Re: [PATCH 3/3] x86/ftrace: Use text_poke()

From: Daniel Bristot de Oliveira
Date: Fri Oct 04 2019 - 04:10:57 EST


On 04/10/2019 00:10, Steven Rostedt wrote:
> On Wed, 2 Oct 2019 20:21:06 +0200
> Peter Zijlstra <peterz@xxxxxxxxxxxxx> wrote:
>
>> On Wed, Oct 02, 2019 at 06:35:26PM +0200, Daniel Bristot de Oliveira wrote:
>>
>>> ftrace was already batching the updates, for instance, causing 3 IPIs to enable
>>> all functions. The text_poke() batching also works. But because of the limited
>>> buffer [ see the reply to the patch 2/3 ], it is flushing the buffer during the
>>> operation, causing more IPIs than the previous code. Using the 5.4-rc1 in a VM,
>>> when enabling the function tracer, I see 250+ intermediate text_poke_finish()
>>> because of a full buffer...
>>>
>>> Would this be the case of trying to use a dynamically allocated buffer?
>>>
>>> Thoughts?
>>
>> Is it a problem? I tried growing the buffer (IIRC I made it 10 times
>> bigger) and didn't see any performance improvements because of it.
>
> I'm just worried if people are going to complain about the IPI burst.
> Although, I just tried it out before applying this patch, and there's
> still a bit of a burst. Not sure why. I did:
>
> # cat /proc/interrupts > /tmp/before; echo function > /debug/tracing/current_tracer; cat /proc/interrupts > /tmp/after
> # cat /proc/interrupts > /tmp/before1; echo nop > /debug/tracing/current_tracer; cat /proc/interrupts > /tmp/after1
>
> Before this patch:
>
> # diff /tmp/before /tmp/after
> < CAL: 2342 2347 2116 2175 2446 2030 2416 2222 Function call interrupts
> ---
>> CAL: 2462 2467 2236 2295 2446 2150 2536 2342 Function call interrupts
>
> (Just showing the function call interrupts)
>
> There appears to be 120 IPIs sent to all CPUS for enabling function tracer.
>
> # diff /tmp/before1 /tmp/after1
> < CAL: 2462 2467 2236 2295 2446 2150 2536 2342 Function call interrupts
> ---
>> CAL: 2577 2582 2351 2410 2446 2265 2651 2457 Function call interrupts
>
> And 151 IPIs for disabling it.
>
> After applying this patch:
>
> # diff /tmp/before /tmp/after
> < CAL: 66070 46620 59955 59236 68707 63397 61644 62742 Function call interrupts
> ---
>> CAL: 66727 47277 59955 59893 69364 64054 62301 63399 Function call interrupts
>
> # diff /tmp/before1 /tmp/after1
> < CAL: 66727 47277 59955 59893 69364 64054 62301 63399 Function call interrupts
> ---
>> CAL: 67358 47938 59985 60554 70025 64715 62962 64060 Function call interrupts
>
>
> We get 657 IPIs for enabling function tracer, and 661 for disabling it.
> Funny how it's more on the disable than the enable with the patch but
> the other way without it.
>
> But still, we are going from 120 to 660 IPIs for every CPU. Not saying
> it's a problem, but something that we should note. Someone (those that
> don't like kernel interference) may complain.

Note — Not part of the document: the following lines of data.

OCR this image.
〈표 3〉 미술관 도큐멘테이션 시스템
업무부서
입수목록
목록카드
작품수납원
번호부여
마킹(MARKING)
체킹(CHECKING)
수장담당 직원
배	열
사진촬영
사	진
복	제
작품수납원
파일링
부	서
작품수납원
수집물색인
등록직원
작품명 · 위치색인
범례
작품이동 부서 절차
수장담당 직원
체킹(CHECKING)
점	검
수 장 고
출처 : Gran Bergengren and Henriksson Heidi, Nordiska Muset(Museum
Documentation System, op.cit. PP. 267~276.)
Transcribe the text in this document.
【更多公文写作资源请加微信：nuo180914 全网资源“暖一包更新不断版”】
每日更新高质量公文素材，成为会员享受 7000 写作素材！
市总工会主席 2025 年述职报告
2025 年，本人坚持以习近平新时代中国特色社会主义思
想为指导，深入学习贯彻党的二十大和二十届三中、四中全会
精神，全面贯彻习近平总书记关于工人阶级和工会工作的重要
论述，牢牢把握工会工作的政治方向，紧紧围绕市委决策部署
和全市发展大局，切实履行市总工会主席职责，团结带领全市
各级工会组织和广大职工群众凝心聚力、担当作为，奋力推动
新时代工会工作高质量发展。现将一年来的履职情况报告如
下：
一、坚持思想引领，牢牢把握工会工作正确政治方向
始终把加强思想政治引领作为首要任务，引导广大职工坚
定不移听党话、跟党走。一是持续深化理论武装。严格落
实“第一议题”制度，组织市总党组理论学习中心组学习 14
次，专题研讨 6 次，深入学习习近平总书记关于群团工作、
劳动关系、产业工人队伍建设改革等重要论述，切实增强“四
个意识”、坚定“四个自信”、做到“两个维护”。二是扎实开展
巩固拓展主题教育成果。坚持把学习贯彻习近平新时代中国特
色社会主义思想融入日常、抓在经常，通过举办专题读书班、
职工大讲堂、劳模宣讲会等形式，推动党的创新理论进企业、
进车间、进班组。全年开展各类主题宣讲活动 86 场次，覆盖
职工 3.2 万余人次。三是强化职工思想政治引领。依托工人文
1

That is the point I was raising.

When enabling ftrace, we have three different paths:

1) the enabling/disabling ftrace path
2) the int3 path - if a thread/irq is running a kernel function
3) the IPI - that affects all CPUs, even those that are not "hitting" trace
code, e.g., user-space.

The first one is for sure a cold-path. The second one is a hot-path: any task
running kernel functions will hit it. But IMHO, the hottest one is the IPIs,
because it will run on all CPUs, e.g., even isolated CPUs that are running in
user-space.

Currently, ftrace does:

for_ftrace_rec:
Install all breakpoints
send IPI

for_ftrace_rec:
write the end of the instruction
send IPI

for_ftrace_rec:
write the first byte of the instruction
send IPI

And that is the same thing we do with the batch mode, and so it would be better
to integrate both.

The problem is that considering the patch 2/3, the amount of entries we can
batch in the text_poke is limited, and so we batch on chunks of TP_VEC_MAX
entries. So, rather than doing 3 IPIs to change the code, we do:

(ftrace_rec count/TP_VEC_MAX) * 3 IPIs.

One possible solution for this would be to allocate a buffer with "number of
ftrace_rec" and use it in the text_poke batch mode.

But to do it, we should keep the old interface (the one that the 2/3 is
changing). Well, at least using a per-use-case buffer.

[ In addition ]

Currently, ftrace_rec entries are ordered inside the group of functions, but
"groups of function" are not ordered. So, the current int3 handler does a (*):

for_each_group_of_functions:
check if the ip is in the range ----> n by the number of groups.
do a bsearch. ----> log(n) by the numbers of entry
in the group.

If, instead, it uses an ordered vector, the complexity would be log(n) by the
total number of entries, which is better. So, how bad is the idea of:

in the enabling ftrace code path, it:
discover the number of entries
alloc a buffer
discover the order of the groups
for each group in the correct order
queue the entry in the buffer
apply the changes using the text_poke...

In this way we would optimize the two hot-paths:
int3 will be log(n)
IPIs bounded to 3.

I am not saying we need to do it now, as Steve said, not sure if this is a big
problem, but... those that don't like kernel interference may complain. But if
we leave the per-use-case vector in the text_poke_batch interface, things will
be easier to fix.

NOTE: the other IPIs are generated by hooking the tracepoints and switching the
code to RO/RW...

* as far as I understood ftrace_location_range().

-- Daniel

> -- Steve
>